How to plant a habitat garden at the local playground
With the right mix of plants, you can attract birds, bees and butterflies to a neighborhood park and teach your kids the basics of ecology
Mon, Oct 01 2012 at 4:49 PM
Volunteers work on building a habitat garden and outdoor learning lab in a corner of the playground at William B. Powell Elementary School in Washington, D.C. on June 9, 2011 (Credit: U.S. Department of Agriculture)
I've described how our circle of San Francisco families have launched a number of neighborhood projects — and in the Shareable article "Urban Butterflies," my pal Olivia Boler describes how started we started a group to explore the lifecycles of bees and butterflies and to introduce our kids to basic ecological concepts.
This month, our "Bees and Butterflies" group went to the city and asked if we could plant a community garden in a strip of dirt available on our neighborhood playground, Noe Courts. To our surprise, the city said yes — and our kids helped plant the garden on a cloudy Saturday afternoon. Here's how we did it:
Step one: Contact the city
Our friend Karen Curtiss contacted the San Francisco Recreation and Park department, which offers a list (including emails and phone numbers) of neighborhood service managers who are the best points of entry for this kind of project. Their site is extremely user friendly, and so were the department staff, who walked us through the process of lining up the permits and resources. You can, of course, do the same in your city.
Step two: Take a gardening class
Karen set up a special class at Independent Nature, a local nursery that specializes in native plants and organic herbs and veggies, where the grown-up members of our group learned the basics of habitat gardening — a type of garden designed to support wildlife.
"The focus of a habitat garden is to provide food, water and shelter in an attempt to imitate nature," says Beth Saiki, the closest thing our "Bees and Butterflies" group has to a leader. A habitat garden is not just an aesthetic flourish, she says; it responds to real ecological needs: "The habitat of honeybees and butterflies has been shrinking, with the overuse of pesticides among other factors. This has led to sharp declines in these pollinator populations."
Step three: Order the right plants
Independent Nature owner Susan Prentice then worked with us to order all the plants, choosing them based on what attracts bees, butterflies and birds. A habitat garden is not as groomed as backyard garden might be, which makes it ideal for this kind of community project, as well as for the wildlife.

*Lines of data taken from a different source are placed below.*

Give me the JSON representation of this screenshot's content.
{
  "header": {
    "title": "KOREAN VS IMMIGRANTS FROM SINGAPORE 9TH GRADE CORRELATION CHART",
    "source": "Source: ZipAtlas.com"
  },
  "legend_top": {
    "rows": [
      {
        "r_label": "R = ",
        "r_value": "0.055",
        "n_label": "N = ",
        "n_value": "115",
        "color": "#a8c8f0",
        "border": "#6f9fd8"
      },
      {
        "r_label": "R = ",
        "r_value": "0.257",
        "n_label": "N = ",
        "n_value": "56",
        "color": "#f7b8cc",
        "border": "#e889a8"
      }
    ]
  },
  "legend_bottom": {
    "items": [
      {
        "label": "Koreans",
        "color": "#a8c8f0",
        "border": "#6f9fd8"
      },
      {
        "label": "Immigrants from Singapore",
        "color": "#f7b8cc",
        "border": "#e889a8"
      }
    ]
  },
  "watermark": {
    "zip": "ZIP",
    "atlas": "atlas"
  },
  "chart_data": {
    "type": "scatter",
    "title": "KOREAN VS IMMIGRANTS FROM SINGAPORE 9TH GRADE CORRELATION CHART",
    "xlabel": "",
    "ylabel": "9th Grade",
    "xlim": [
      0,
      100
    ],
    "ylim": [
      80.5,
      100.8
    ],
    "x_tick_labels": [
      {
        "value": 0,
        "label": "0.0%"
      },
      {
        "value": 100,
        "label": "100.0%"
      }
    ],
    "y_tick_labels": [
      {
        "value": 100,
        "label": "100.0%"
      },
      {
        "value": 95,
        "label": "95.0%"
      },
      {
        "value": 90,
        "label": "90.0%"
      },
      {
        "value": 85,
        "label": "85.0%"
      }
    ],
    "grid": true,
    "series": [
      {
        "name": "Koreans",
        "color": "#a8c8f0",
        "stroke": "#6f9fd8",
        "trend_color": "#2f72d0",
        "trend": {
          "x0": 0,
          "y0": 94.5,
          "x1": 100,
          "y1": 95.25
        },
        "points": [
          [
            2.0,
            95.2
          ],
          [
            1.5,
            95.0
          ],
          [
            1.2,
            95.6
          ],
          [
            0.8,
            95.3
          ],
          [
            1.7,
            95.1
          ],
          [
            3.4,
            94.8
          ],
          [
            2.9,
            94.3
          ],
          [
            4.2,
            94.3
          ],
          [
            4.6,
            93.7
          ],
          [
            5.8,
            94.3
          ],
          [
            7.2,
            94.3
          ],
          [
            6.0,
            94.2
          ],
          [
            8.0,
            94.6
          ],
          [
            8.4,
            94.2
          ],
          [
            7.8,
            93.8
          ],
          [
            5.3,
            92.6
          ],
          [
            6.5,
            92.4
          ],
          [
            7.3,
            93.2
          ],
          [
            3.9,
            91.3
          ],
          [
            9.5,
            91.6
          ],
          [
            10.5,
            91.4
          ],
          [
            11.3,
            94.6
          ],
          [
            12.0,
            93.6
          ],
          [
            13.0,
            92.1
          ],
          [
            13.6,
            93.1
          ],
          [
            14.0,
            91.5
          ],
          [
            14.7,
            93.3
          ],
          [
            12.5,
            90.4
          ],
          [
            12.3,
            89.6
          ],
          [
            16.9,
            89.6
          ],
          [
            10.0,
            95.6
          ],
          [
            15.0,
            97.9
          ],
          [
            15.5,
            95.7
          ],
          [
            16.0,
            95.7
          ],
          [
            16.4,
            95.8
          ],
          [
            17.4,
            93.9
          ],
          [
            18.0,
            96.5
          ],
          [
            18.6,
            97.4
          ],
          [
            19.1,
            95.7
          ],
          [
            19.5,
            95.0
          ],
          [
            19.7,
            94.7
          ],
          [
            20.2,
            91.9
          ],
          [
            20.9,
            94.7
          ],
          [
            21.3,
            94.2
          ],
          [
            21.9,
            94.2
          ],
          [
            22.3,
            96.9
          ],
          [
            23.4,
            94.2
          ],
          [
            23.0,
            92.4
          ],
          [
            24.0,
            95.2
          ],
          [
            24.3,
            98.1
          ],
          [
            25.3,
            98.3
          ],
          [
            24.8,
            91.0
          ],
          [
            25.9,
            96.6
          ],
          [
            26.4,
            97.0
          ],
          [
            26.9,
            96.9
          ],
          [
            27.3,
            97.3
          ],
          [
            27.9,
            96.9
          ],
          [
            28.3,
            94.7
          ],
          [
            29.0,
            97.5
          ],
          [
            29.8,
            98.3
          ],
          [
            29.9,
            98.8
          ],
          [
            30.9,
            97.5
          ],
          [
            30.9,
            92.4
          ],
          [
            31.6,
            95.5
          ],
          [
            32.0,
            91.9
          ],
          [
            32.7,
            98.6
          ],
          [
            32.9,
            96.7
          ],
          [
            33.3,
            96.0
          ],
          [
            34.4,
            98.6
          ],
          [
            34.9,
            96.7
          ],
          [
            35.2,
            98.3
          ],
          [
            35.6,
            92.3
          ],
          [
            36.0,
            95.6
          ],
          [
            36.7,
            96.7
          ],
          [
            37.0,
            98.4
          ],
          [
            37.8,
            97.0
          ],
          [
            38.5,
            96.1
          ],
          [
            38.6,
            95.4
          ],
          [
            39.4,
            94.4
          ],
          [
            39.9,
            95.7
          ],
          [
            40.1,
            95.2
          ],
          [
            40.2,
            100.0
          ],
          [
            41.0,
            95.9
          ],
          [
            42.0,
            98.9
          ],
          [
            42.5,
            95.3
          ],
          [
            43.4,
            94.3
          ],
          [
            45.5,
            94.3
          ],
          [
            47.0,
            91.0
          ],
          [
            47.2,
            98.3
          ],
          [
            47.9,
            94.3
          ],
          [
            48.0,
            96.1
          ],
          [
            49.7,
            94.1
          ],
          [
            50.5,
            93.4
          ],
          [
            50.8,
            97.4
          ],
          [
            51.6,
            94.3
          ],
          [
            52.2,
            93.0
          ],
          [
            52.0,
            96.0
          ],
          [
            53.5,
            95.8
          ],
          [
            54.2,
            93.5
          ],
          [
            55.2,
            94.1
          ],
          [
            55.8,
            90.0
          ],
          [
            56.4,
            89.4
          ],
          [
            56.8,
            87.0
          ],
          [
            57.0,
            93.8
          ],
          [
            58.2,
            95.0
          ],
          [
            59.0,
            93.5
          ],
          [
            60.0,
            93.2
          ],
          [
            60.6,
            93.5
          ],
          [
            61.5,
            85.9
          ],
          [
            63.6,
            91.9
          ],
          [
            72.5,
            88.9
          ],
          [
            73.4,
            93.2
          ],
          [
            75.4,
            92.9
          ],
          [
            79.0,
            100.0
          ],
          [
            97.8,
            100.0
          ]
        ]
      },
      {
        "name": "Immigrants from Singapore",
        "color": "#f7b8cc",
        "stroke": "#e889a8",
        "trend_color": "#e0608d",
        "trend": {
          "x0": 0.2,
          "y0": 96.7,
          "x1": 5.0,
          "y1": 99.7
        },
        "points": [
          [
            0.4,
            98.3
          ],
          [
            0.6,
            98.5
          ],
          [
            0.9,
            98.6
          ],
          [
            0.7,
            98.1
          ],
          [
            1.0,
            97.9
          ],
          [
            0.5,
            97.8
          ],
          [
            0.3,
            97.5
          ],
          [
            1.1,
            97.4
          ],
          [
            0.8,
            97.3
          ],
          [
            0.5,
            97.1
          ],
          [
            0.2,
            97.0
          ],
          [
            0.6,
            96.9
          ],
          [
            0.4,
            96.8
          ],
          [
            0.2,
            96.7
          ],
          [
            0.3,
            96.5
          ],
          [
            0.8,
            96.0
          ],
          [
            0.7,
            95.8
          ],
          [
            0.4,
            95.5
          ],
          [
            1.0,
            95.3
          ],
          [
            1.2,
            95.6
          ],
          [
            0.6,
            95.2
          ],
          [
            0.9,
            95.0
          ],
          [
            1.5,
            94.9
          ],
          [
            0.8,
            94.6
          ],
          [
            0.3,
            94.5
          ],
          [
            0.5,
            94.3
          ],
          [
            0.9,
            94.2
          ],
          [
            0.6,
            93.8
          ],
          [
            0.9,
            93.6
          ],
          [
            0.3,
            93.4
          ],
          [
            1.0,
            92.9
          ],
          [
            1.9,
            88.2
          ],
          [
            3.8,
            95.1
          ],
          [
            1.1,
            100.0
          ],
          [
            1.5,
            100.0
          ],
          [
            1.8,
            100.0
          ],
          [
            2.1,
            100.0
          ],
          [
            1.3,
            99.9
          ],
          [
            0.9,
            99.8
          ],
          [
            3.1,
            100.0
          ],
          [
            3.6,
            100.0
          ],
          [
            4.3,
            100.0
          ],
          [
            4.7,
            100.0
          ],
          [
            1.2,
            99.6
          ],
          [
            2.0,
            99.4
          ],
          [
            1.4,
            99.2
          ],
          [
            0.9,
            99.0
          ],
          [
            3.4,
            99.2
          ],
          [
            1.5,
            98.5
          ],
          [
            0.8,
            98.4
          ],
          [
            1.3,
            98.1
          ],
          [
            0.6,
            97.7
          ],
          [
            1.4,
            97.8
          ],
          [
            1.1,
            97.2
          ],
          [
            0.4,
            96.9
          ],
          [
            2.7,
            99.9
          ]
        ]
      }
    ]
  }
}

"It's better to not do things to cut off dead flowers, because animals and insects can use the seeds," says Susan. For example, you'll see leaf litter in a habitat garden, because butterflies like to lay eggs on the underside of leaves. Caterpillars will freely munch tattered leaves. Mud puddles in the garden will be source of drinking water. That's how a habitat garden is supposed to look.
Step four: Get some help
Independent Nature sent gardener Carey Craddock to talk to the kids about the garden and help the parents make sure all the plants went in right. The city also sent a gardener to supervise the planting. "They were great," says Beth. "They really helped us to understand what we were doing."
Step five: Plant it
The plot is just 12-feet-by-3-feet (selected because it was close to water and had good soil) so we had the kids take turns going in to dig and plant. This wasn't a problem, since we were planting on the edge of a playground — most played while some dug in the dirt. Note that all the planting was closely supervised by adults, both parents and professionals. The planting was a structured teaching moment, not a free for all.
"We hope that the habitat garden in Noe Courts will capture the interest of children and help them to learn about our pollinator friends and their habitat," says Beth. "Who knows, the habitat garden may even inspire children and their families to plant habitat gardens in their own backyards."
Step six: Maintain It
Once you plant the garden, your circle of families is responsible for maintaining it ... for the rest of its natural life. In some ways, committing to the year-round growth of the garden should be step one, and Susan Prentice urges that you think first about your goals and long-range commitment to the project. A habitat garden is actually an excellent choice for this kind of activity, "since it doesn't need as much maintenance as a groomed garden," says Susan.
"We planted 15 nectar and host plants to attract and support our pollinator friends," says Beth Saiki. "This spring, if you come by the habitat garden, you may notice eggs that were laid by a monarch butterfly on the underside of the milkweed leaves. This summer you may see a happy swallowtail caterpillar chomping on the leaves of a ceanothus. Butterflies will be congregating to sip nectar from the asters and yarrows. Hummingbirds will be visiting the currant."
Our kids are learning about nature, but our community habitat garden is also a great way for them to feel an investment in that corner of their neighborhood, and for them to grow alongside the plants.